Summary: In Liberal America these days, one encounters a good deal of hopelessness about the future of our country. Why the hopelessness? The difficult circumstances certainly play a part. But they are not answer enough. Hopelessness is also a sign of disconnection from the realm of the spirit. In that realm, there is no sense of "impossible." And this disconnection from the spirit is also at the root of Liberal America's weakness. This points to a cure for our hopelessness that also can strengthen us to fight and win this battle, however challenging it may be.
In response to my piece, "Liberal America, You Don't See What We're Up Against," where it appeared on Huffington Post, one reader posted a comment suggesting that perhaps a reason people don't see it is that seeing it only compounds feelings of despair and hopelessness. He quoted from a new book by Bob Herbert, reporting that in his travels across America he'd discerned "a sense of powerlessness and resignation among ordinary people that I hadn't been used to seeing."
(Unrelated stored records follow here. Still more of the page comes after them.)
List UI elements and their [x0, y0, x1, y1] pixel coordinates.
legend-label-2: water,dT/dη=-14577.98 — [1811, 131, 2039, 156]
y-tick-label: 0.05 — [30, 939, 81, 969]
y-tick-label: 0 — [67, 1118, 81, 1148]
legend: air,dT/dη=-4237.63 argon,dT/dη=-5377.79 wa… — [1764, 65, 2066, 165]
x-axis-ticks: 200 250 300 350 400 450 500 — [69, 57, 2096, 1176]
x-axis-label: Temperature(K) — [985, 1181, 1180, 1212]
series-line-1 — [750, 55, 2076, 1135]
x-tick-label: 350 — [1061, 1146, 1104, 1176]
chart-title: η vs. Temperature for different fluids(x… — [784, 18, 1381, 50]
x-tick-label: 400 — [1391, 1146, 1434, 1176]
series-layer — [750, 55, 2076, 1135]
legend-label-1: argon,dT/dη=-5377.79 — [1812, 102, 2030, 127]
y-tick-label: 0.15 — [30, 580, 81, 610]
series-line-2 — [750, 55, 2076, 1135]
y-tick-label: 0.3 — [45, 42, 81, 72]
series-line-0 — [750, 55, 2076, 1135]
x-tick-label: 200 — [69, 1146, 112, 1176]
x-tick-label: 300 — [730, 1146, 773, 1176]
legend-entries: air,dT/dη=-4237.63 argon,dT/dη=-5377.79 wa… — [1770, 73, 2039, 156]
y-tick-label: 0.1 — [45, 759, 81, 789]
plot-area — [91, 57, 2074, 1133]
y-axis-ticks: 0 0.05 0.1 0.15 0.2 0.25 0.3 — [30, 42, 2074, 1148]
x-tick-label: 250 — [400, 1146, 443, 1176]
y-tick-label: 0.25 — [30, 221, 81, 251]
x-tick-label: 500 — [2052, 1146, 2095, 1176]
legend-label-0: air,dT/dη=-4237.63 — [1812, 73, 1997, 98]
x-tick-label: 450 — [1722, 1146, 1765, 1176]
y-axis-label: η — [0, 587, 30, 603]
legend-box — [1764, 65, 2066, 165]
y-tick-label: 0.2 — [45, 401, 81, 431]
I thought it an excellent comment, and I followed up by raising the question, why is it that people feel this hopelessness. That our situation is quite difficult is part of it, of course, but it is not a sufficient explanation. In those heroic times discussed in "Not Our Finest Hour," there were dark times in which those American heroes might have given into despair, but did not.
So the question arises: why on some occasions do those facing great adversity give in to despair, while in others they maintain their resilience and a sense of possibility?
The following, published in the newspapers of my conservative area in Virginia offers what I believe is an important piece of an another.
Dispirited Liberal America
Some of my liberal friends say they have lost all hope for American democracy, and a great many others act as if they had.
They see that Big Money is wresting power from the people and, with the help of the Supreme Court, making it ever harder for the people to retrieve what has been taken from them.